Il y a eu une poussée sécuritaire presque ininterrompue ces trente dernières années, de la loi Peyrefitte de 1981 aux lois Sarkozy-Perben de 2002-2005, puis plus récemment la loi sur le renseignement, en passant par les lois Pasqua de 1986 et de 1993, Marchand de 1991, Debré de 1997 et Vaillant de 2001... De 2002 à 2008, ce ne sont pas moins de trois nouveaux textes sécuritaires par an qui sont votés. Chacun de ces textes a fait reculer les libertés pour tous. Mais plusieurs d’entre eux, ainsi que des déclarations politiques, ont fait en particulier des habitants des quartiers populaires « l’ennemi intérieur ». On se souvient du 20 juin 2005 aux 4 000 à La Courneuve où Sarkozy dit vouloir « nettoyer la cité au Kärcher », puis le 25 octobre 2005 à Argenteuil où il utilise le terme de « racaille ». Deux jours plus tard, Clichy-sous-Bois explose...
Depuis de nombreuses années, des politiques et de nombreux médias construisent une identité fantasmée du Noir, de l’Arabe, du musulman, du Rom et de manière plus générale des habitants des quartiers populaires. Ils fantasment les valeurs qu’ils leur attribuent, et s’accordent en retour de prétendues valeurs occidentales. Il ne leur reste plus qu’à les hiérarchiser et à faire du choc des civilisations une prophétie autoréalisatrice.
Cette injonction à penser le monde avec cette grille, n’est en somme rien d’autre qu’un plan d’ajustement idéologique, pour diviser celles et ceux qui ont toutes les raisons de s’unir, et unir celles et ceux qui ont toutes les raisons de s’opposer. Pendant ce temps, nous payons leur crise. Les inégalités continuent de se creuser et les premières victimes de ce système restent les plus précaires, première variable d’ajustement : plus d’une personne sur trois vit en dessous du seuil de pauvreté dans les quartiers populaires. Ajoutons à cela les résultats récents d’une enquête commandée par l’institut Montaigne qui montrent que les musulmans en France sont plus discriminés à l’emploi que les Noirs aux États-Unis !
Quelles conséquences positives ces révoltes ont pu avoir sur l’organisation et la structuration du mouvement social et politique dans les quartiers ? Et où en est la lutte contre les violences policières ?
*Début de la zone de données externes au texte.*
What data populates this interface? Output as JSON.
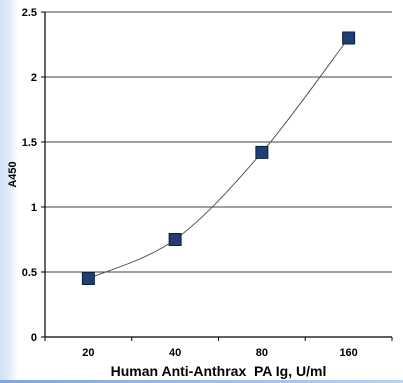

Ces révoltes s’ajoutent à la longue histoire des luttes de l’immigration, du Mouvement des travailleurs arabes (MTA), en passant par la lutte des ouvriers de Poissy Talbot en 1982, où déjà Mauroy hurlait à « l’instrumentalisation religieuse », jusqu’aux révoltes de 2007 à Villiers-le-Bel. Elles structurent le champ politique, n’en déplaise aux postures dogmatiques qui ne veulent voir de luttes véritables que dans l’enceinte de l’entreprise et dans le cadre du rapport salarial. L’expérience de phagocytage et digestion de ces luttes, en particulier par la social-démocratie, fait partie de cet héritage. Entre déni et récupération, de nouvelles générations militantes émergent, et au regard de cette histoire, font de l’autonomie des luttes une exigence, non pas de forme mais de fond. C’est dans ce cadre que s’inscrit la Marche de la dignité et contre le racisme qui aura lieu à Paris ce 31 octobre. Un cadre qui regroupe des anciens marcheurs de 1983 et des collectifs récents de lutte contre les violences policières. Nous souhaitons faire de cette initiative, non pas une énième marche de militants, mais une marche de celles et ceux victimes des racismes d’État, et de tous ceux qui luttent pour une égalité effective des droits.